Seeing as how Apple isn't in the data recovery business, I'd think so, yeah.
posted by secret about box at 6:24 PM on January 2, 2007


Tacos: " or it costing $1k are pretty low."

You're right. It may very well be $9,000. Data recovery services are expensive. Last time I dealt with Drivesavers, it cost $150 to just do a diagnostic. They were unable to recover one bit of data because of the way the laptop hard drive was manufactured.

I'm also in the Silicon Valley and I deal with dead machines quite often. The Genius Bar guys weren't exactly off track. Apple doesn't do data recovery, and they'd end up referring you to Drivesavers or Ontrack anyway.
posted by drstein at 7:42 PM on January 2, 2007


1. buy a cheap 2.5" firewire external hard drive enclosure (or, even better, borrow one from a friend).
2. Pull the drive (using instructions from ifixit).
3. Put the drive in the enclosure, see if it works.

In my experience, this will probably do the trick - I have seen dozens of liquid spills on mac laptops, and only one of those caused any damage to the HD. It's worth a shot, because if this doesn't fix it, now you know that it will be very expensive. Also, if it works - hey, you've got your data, plus a semi-new external hard drive! Perfect for all those future backups!
posted by sluggo at 8:14 PM on January 2, 2007


What I'm surprised no one has pointed out is that if the liquid caused physical damage to the drive platter or heads, and replacing the circut board works, starting the drive up again might cause even more damage.

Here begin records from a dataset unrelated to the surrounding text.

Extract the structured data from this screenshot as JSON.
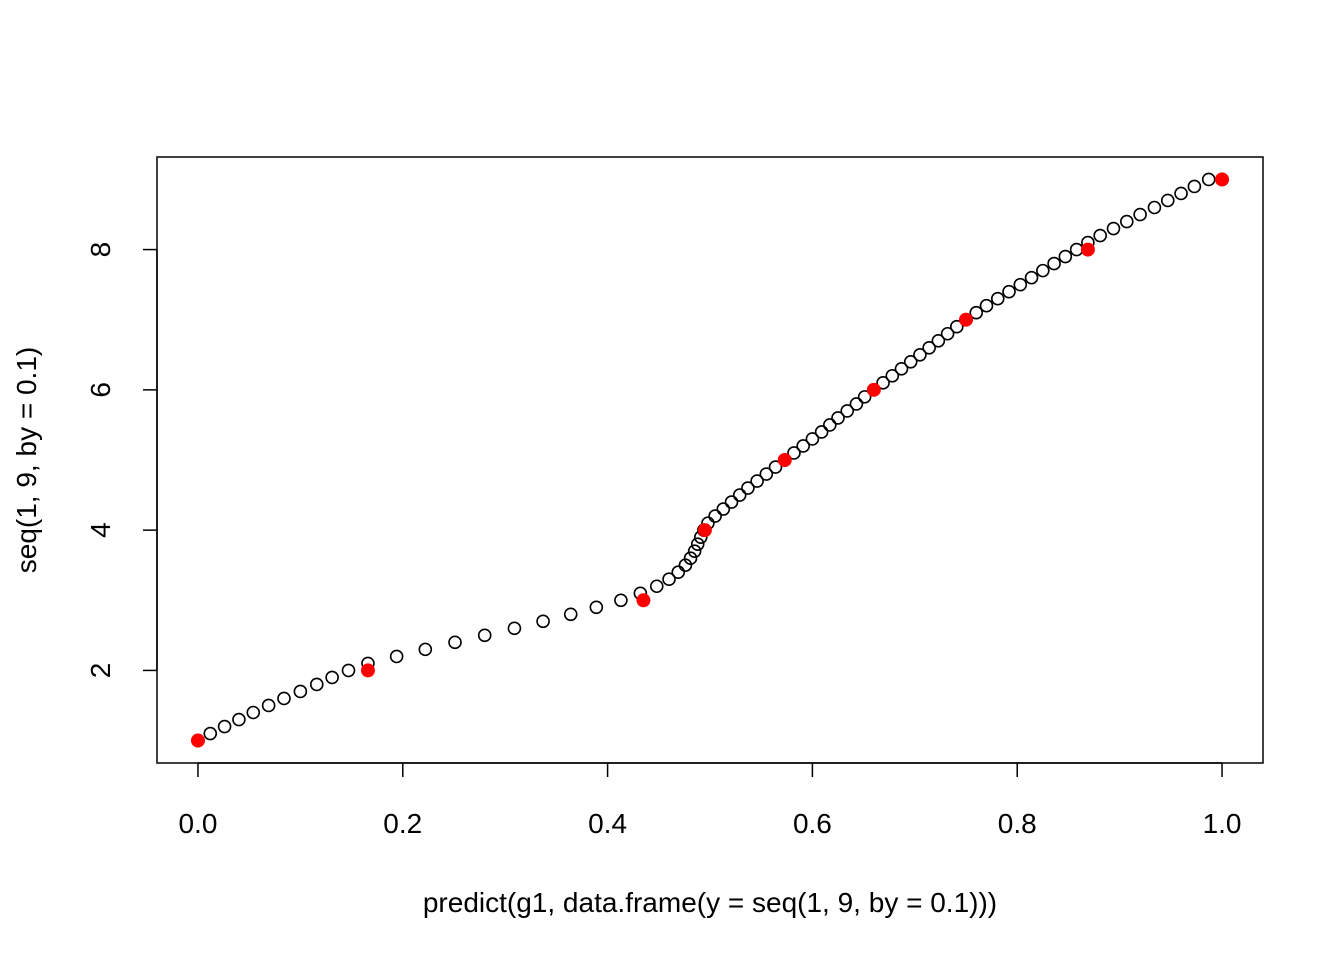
{
  "chart_data": {
    "type": "scatter",
    "title": "",
    "xlabel": "predict(g1, data.frame(y = seq(1, 9, by = 0.1)))",
    "ylabel": "seq(1, 9, by = 0.1)",
    "xlim": [
      -0.04,
      1.04
    ],
    "ylim": [
      0.68,
      9.32
    ],
    "x_ticks": [
      {
        "value": 0.0,
        "label": "0.0"
      },
      {
        "value": 0.2,
        "label": "0.2"
      },
      {
        "value": 0.4,
        "label": "0.4"
      },
      {
        "value": 0.6,
        "label": "0.6"
      },
      {
        "value": 0.8,
        "label": "0.8"
      },
      {
        "value": 1.0,
        "label": "1.0"
      }
    ],
    "y_ticks": [
      {
        "value": 2,
        "label": "2"
      },
      {
        "value": 4,
        "label": "4"
      },
      {
        "value": 6,
        "label": "6"
      },
      {
        "value": 8,
        "label": "8"
      }
    ],
    "grid": false,
    "series": [
      {
        "marker": "open-circle",
        "color": "#000000",
        "x": [
          0.0,
          0.012,
          0.026,
          0.04,
          0.054,
          0.069,
          0.084,
          0.1,
          0.116,
          0.131,
          0.147,
          0.166,
          0.194,
          0.222,
          0.251,
          0.28,
          0.309,
          0.337,
          0.364,
          0.389,
          0.413,
          0.432,
          0.448,
          0.46,
          0.469,
          0.476,
          0.481,
          0.485,
          0.488,
          0.491,
          0.494,
          0.498,
          0.505,
          0.513,
          0.521,
          0.529,
          0.537,
          0.546,
          0.555,
          0.564,
          0.573,
          0.582,
          0.591,
          0.6,
          0.609,
          0.617,
          0.625,
          0.634,
          0.643,
          0.651,
          0.66,
          0.669,
          0.678,
          0.687,
          0.696,
          0.705,
          0.714,
          0.723,
          0.732,
          0.741,
          0.75,
          0.76,
          0.77,
          0.781,
          0.792,
          0.803,
          0.814,
          0.825,
          0.836,
          0.847,
          0.858,
          0.869,
          0.881,
          0.894,
          0.907,
          0.92,
          0.934,
          0.947,
          0.96,
          0.973,
          0.987,
          1.0
        ],
        "y": [
          1.0,
          1.1,
          1.2,
          1.3,
          1.4,
          1.5,
          1.6,
          1.7,
          1.8,
          1.9,
          2.0,
          2.1,
          2.2,
          2.3,
          2.4,
          2.5,
          2.6,
          2.7,
          2.8,
          2.9,
          3.0,
          3.1,
          3.2,
          3.3,
          3.4,
          3.5,
          3.6,
          3.7,
          3.8,
          3.9,
          4.0,
          4.1,
          4.2,
          4.3,
          4.4,
          4.5,
          4.6,
          4.7,
          4.8,
          4.9,
          5.0,
          5.1,
          5.2,
          5.3,
          5.4,
          5.5,
          5.6,
          5.7,
          5.8,
          5.9,
          6.0,
          6.1,
          6.2,
          6.3,
          6.4,
          6.5,
          6.6,
          6.7,
          6.8,
          6.9,
          7.0,
          7.1,
          7.2,
          7.3,
          7.4,
          7.5,
          7.6,
          7.7,
          7.8,
          7.9,
          8.0,
          8.1,
          8.2,
          8.3,
          8.4,
          8.5,
          8.6,
          8.7,
          8.8,
          8.9,
          9.0,
          9.0
        ]
      },
      {
        "marker": "filled-circle",
        "color": "#ff0000",
        "x": [
          0.0,
          0.166,
          0.435,
          0.495,
          0.573,
          0.66,
          0.75,
          0.869,
          1.0
        ],
        "y": [
          1,
          2,
          3,
          4,
          5,
          6,
          7,
          8,
          9
        ]
      }
    ]
  }
}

Most good quality data recovery places will give you a free no-risk quote, so it might be a good idea to have them look at it and check it for physical harm before proceeding with your own data-recovery process.
posted by dantekgeek at 11:59 PM on January 2, 2007


Just a FYI. You might not want to touch the drive and have it checked out by a data recovery specialist.

Powering it up may cause even more damage.
posted by mphuie at 12:25 AM on January 3, 2007


"Most good quality data recovery places will give you a free no-risk quote"

Not Drivesavers, unless they've recently changed their pricing scheme. Give them a call and ask. Last time I sent them a drive, there was a $150 diagnostic fee.